What would a place blessed with freedom from intervention by the outside world, with access to technology decades ahead of the rest of society look like? Enter Wakanda. A place that exists in the modern world and must feel at home in it, but also has stood apart from it and must have its own culture. It’s the past and the future existing in the present.
Wakanda, from top to bottom, is magic. Black Panther is filled with cool (in the color sense, not the awesomeness sense) neon colors, dark shadows, and open spaces.
Whether we’re in T’Challa’s throne room, M’Baku’s mountain fortress, or Shuri’s lab, we see influences from sci-fi Afrofuturism and traditional African culture.
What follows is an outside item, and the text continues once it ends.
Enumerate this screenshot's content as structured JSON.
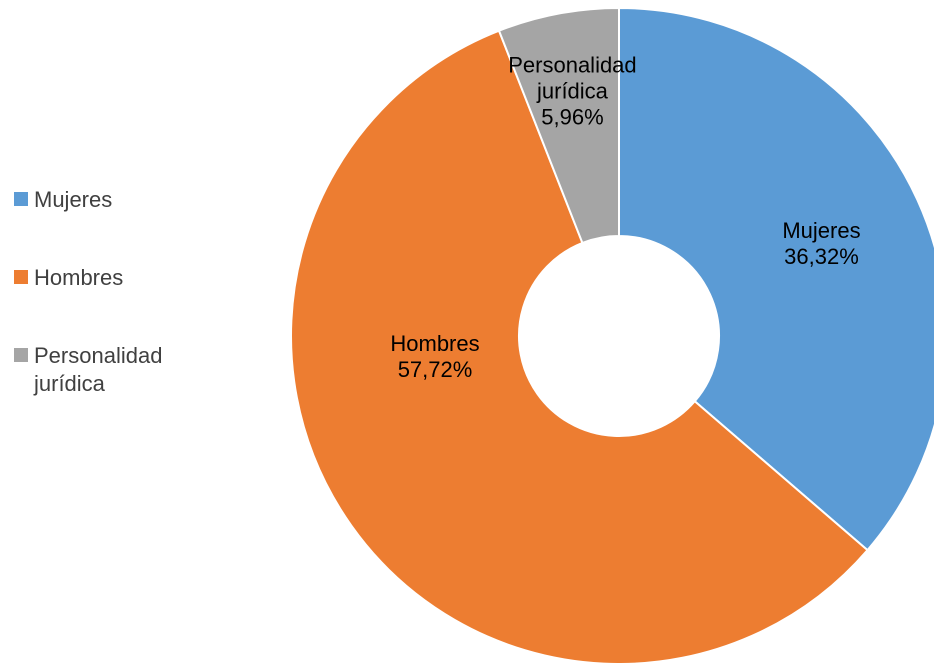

The costume designers might’ve had the toughest job on the entire crew. You can make just about anything work in CGI these days, from space ships to war rhinos to MegaMan-style handcannons. But the costume designers are who we can thank for making Wakanda feel like a real place. For it to be real, we have to believe that people live there and exist there full time the way we do in our own homes.
The costume designs for T’Challa’s family and the other politicians make Wakanda feel diverse, varied, and physical in a way no other Marvel movie has.